Festa del Crocifisso, pace fatta tra Ceti e Chiesa: a Calatafimi riecco il rito dei cucciddati

I Ceti hanno iniziato le riunioni per programmare una delle manifestazioni più importanti della Sicilia quella del Santissimo Crocifisso che si celebra a Calatafimi Segesta che coinvolge tutta la città e che rappresenta anche un importante momento di promozione turistica mentre tanti migranti tornano per non mancare ad un appuntamento che non si celebra da 14 anni anche per gli alti costi. Gli stessi ceti hanno iniziato a programmare le varie mostre con la ricerca di locali soprattutto in centro. Nella cittadina calatafimese la grande festa non si effettua più dal 2012. Una tradizione lunga ben quattro secoli e mezzo e interrottasi per tutta una serie di motivi. Quello principale la mancanza di accordo all’interno dei Ceti ma soprattutto fra le stesse centenarie associazioni, a cui capo sono posti i ‘cassieri’, e la chiesa. Un’intesa saltata nel 2011 quando l’ex rettore, don Antonio Peraino, venne sostituito da padre Giovanni Mucaria.

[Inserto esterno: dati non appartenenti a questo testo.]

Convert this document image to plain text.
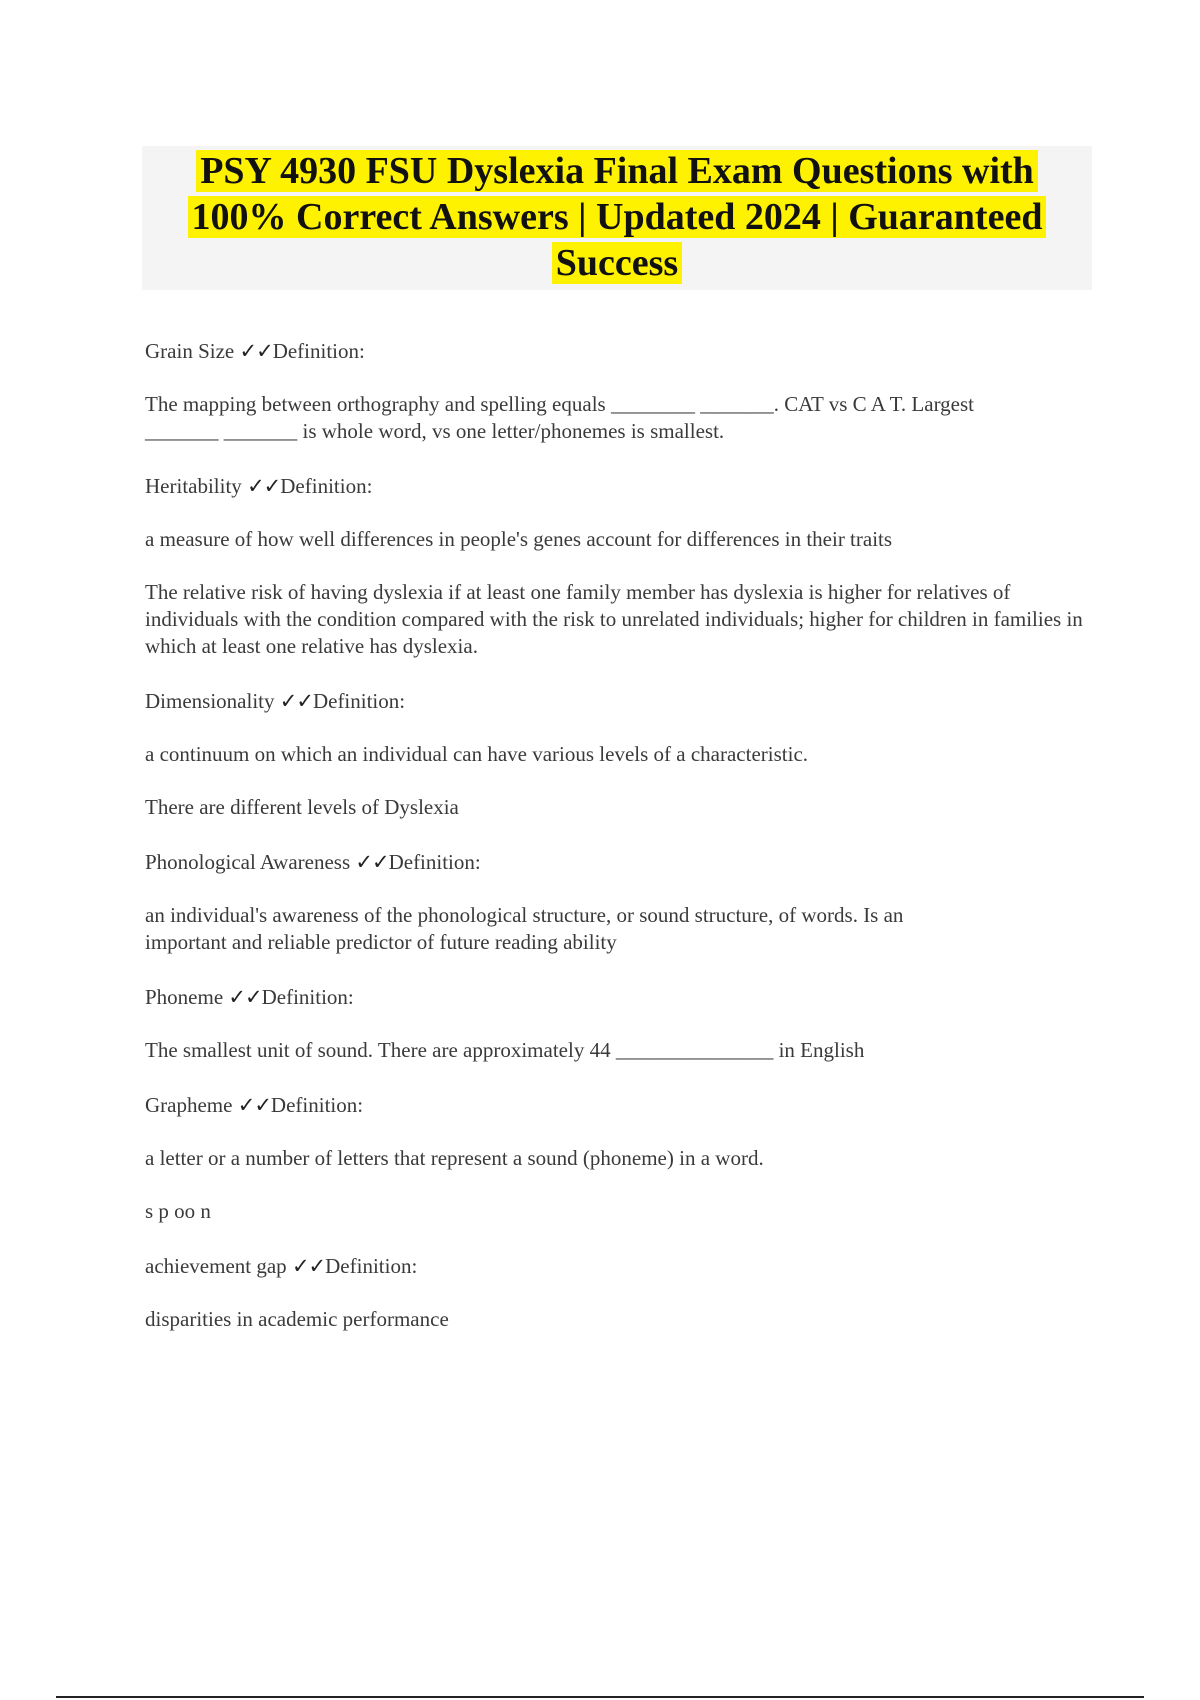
PSY 4930 FSU Dyslexia Final Exam Questions with
100% Correct Answers | Updated 2024 | Guaranteed
Success

Grain Size ✓✓Definition:

The mapping between orthography and spelling equals ________ _______. CAT vs C A T. Largest _______ _______ is whole word, vs one letter/phonemes is smallest.

Heritability ✓✓Definition:

a measure of how well differences in people's genes account for differences in their traits

The relative risk of having dyslexia if at least one family member has dyslexia is higher for relatives of individuals with the condition compared with the risk to unrelated individuals; higher for children in families in which at least one relative has dyslexia.

Dimensionality ✓✓Definition:

a continuum on which an individual can have various levels of a characteristic.

There are different levels of Dyslexia

Phonological Awareness ✓✓Definition:

an individual's awareness of the phonological structure, or sound structure, of words. Is an important and reliable predictor of future reading ability

Phoneme ✓✓Definition:

The smallest unit of sound. There are approximately 44 _______________ in English

Grapheme ✓✓Definition:

a letter or a number of letters that represent a sound (phoneme) in a word.

s p oo n

achievement gap ✓✓Definition:

disparities in academic performance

La grande festa di Calatafimi , dura tre giornate, due dedicate al corteo e una prettamente agli appuntamenti religiosi. L’ultima volta, nel 2012, i Ceti avrebbero impegnato circa 800.000 euro, la cifra è ufficiosa ma molto vicina alla realtà. Si tratta di somme private messe a disposizione dai ceti, soprattutto da quelli cosiddetti maggiori: Cavallari, massari, maestranze e borgesi del santissimo crocifisso. Una festa quasi interamente autofinanziata con l’appoggio, per quanto possibile, dell’amministrazione comunale e Regione. La cittadina, in occasione del grande evento, viene presa d’assalto da turisti e visitatori provenienti da ogni dove. Tutti se ne tornano con mandorle, confetti e noccioline lanciati dai cavalieri e dai carretti che sfilavano in numero elevatissimo. I cortei sono preceduti dalle prove per consentire ai cavalli, agli enormi buoi, ai carretti e ai muli di provare le strade e le loro pendenze. La festa del Santissimo Crocifisso è una delle feste popolari più antiche d’Italia. Dall’1 al 3 maggio 2026 la città tornerà a celebrare il suo Patrono con il secolare rito dei Ceti e il lancio dei cucciddati. Con l’annuncio ufficiale, il testimone è passato ai dodici Ceti della città. Dalla Maestranza ai Borgesi, dai Massari ai Cavallari, le corporazioni sono già al lavoro insieme alla Chiesa per coordinare una logistica complessa che non si attiva da oltre un decennio.